In a recent paper published in Nature Geoscience, a team led by a research team from Université Grenoble Alpes in France and the Institut de Physique du Globe de Paris, used satellite data, including Copernicus Sentinel-2 imagery, to identify and analyse snow dunes.

The research team analysed over 33,000 satellite images taken between 2018 and 2021, covering an area of approximately 7.5 million square kilometres, or 60% of the Antarctic continent. Their findings reveal that the dunes are primarily shaped by wind-driven snow transport and limited by a process known as snow sintering.

Sintering, which involves the bonding of snow particles through gradual ice bridge formation, plays a key role in determining the availability of snow particles for transport.

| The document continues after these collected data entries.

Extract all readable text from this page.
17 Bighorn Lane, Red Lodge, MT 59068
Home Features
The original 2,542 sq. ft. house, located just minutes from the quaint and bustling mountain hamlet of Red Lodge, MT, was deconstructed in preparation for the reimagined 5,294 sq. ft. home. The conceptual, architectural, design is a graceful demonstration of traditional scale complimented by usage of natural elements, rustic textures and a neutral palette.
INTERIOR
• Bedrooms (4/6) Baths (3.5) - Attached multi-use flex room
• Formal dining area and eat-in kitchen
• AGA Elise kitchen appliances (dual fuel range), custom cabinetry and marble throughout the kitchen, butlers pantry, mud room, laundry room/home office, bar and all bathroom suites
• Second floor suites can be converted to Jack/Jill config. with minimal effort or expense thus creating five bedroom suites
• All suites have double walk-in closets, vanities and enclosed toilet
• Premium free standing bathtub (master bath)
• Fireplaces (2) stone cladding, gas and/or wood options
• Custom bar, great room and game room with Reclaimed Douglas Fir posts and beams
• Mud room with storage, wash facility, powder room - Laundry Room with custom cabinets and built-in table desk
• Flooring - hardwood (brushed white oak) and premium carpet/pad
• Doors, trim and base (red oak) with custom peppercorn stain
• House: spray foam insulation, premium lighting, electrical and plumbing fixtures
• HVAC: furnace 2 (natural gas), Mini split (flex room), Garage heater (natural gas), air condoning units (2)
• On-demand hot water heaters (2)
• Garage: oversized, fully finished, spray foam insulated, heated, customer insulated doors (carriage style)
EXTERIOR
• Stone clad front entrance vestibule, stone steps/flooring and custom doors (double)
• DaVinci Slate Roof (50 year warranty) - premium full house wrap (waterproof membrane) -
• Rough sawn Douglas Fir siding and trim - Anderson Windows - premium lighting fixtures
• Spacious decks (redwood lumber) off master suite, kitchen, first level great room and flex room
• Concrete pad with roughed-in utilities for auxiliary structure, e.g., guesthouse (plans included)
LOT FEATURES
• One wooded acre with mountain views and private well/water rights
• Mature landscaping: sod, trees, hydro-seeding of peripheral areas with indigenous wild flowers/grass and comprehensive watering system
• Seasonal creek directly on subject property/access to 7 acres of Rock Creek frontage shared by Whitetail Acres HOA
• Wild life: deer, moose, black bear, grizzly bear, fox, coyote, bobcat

In Antarctica’s extreme conditions, this process slows down the movement of snow, allowing dunes to grow through elongation rather than accumulating in height like traditional sand dunes.

One of the study’s most significant discoveries is the widespread prevalence of longitudinal dunes, which account for 61% of the formations observed. These dunes form under unidirectional wind regimes, where strong and consistent winds stretch the snow into long, narrow shapes.

This pattern was especially prominent in East Antarctica, where large stretches of dunes align with winds that rush down from the high interior toward the coasts.

Using the results of a theory developed for sand dunes, the dominance of longitudinal dunes points to a broader conclusion: snow availability in Antarctica is limited across much of the continent.

Even in coastal regions, where snowfall is relatively high, strong winds often erode and remove snow before it has a chance to accumulate, leading to the creation of elongated snow dunes rather than taller, more complex formations.